Dalih Deontologis Anarko-Kapitalisme
Rothbard menarik dua kesimpulan dari konsep hukum alam dan watak serta hakikat manusia sebagaimana adanya. Yang pertama adalah aksioma nir-agresi, Rothbard menemukan jalan untuk menunjukan ketidakabsahan Negara. Rothbard mengganggap pajak sebagai bentuk agresi dari Negara, karena pajak mengambil property milik orang lain tanpa persetujuannya.
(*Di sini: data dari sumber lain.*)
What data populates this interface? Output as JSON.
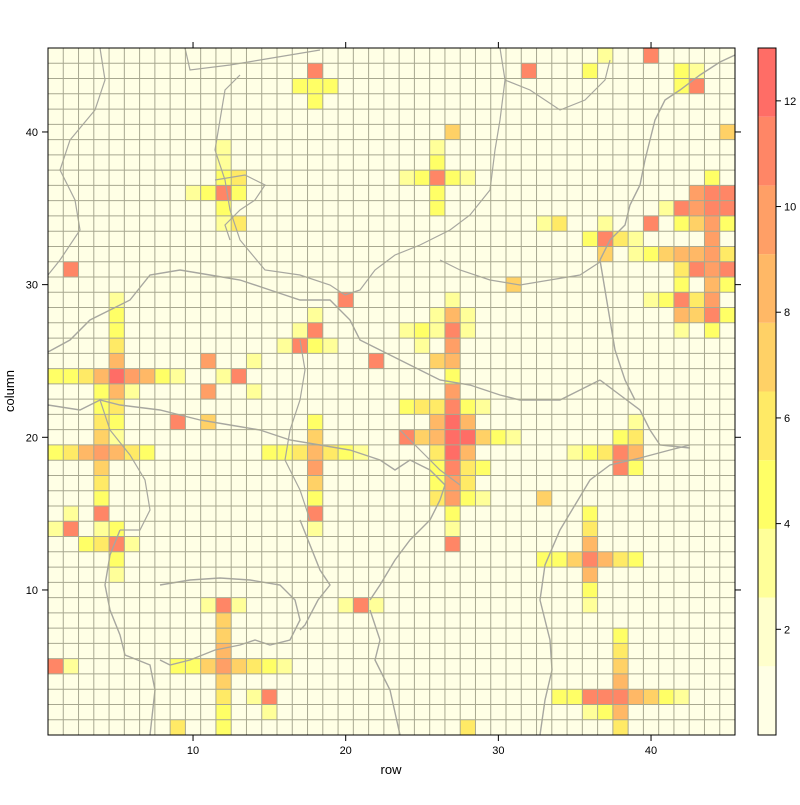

Karenanya setiap Negara adalah tidak sah karena tidak dapat eksis tanpa menarik pajak, artinya Negara tidak mungkin eksis tanpa melanggar hak kepemilikan pribadi.
Penarikan pajak adalah pencurian berskala besar dan sah yang tidak mungkin dapat ditandingi oleh penjahat sekalipun. Ia adalah perampasan hak yang diwajibkan. Masyarakat tanpa Negara adalah satu-satunya terjemahan yang paling mungkin bagi hukum alam, dan harus di anggap sebagai model masyarakat universal.
Kesimpulan Rothbard yang kedua adalah, implikasi dari etika objektivitas semacam ini adalah masyarakat anarko kapitalisme diletakkan diatas sistem hak-hak universal yang di akui oleh semua orang, serta di lindungi oleh agen-agen hukum perdata.
Rothbard berkeyakinan bahwa aturan hukum ini didasarkan pada penerimaan prinsip-prinsip libertarian seperti kedaulatan individu dan aksioma nir-agresi. Tanpa aturan hukum ini, mugkin pengadilan akan diizinkan untuk menerapkan aturan-aturan non libertarian. Maka itu menurut Rothbard, sangat penting untuk memiliki aturan hukum yang dapat di terima secara umum dan juga dapat di patuhi oleh lembaga peradilan.
Dari etika hukum alam objektivis inilah Rothbard kemudian menyimpulkan bahwa setiap bentuk pemerintahan pasti tidak sah, dan serangkaian hak alami universal dapat di laksanakan tanpa otoritas yang terdesentralisasi dalam bentuk apapun.
Lewat tulisan ini dan meminjam konsep Murray N. Rothbard, saya coba memperlihatkan bahwa kelahiran sebuah Negara adalah kesalahan dan petaka bagi individu.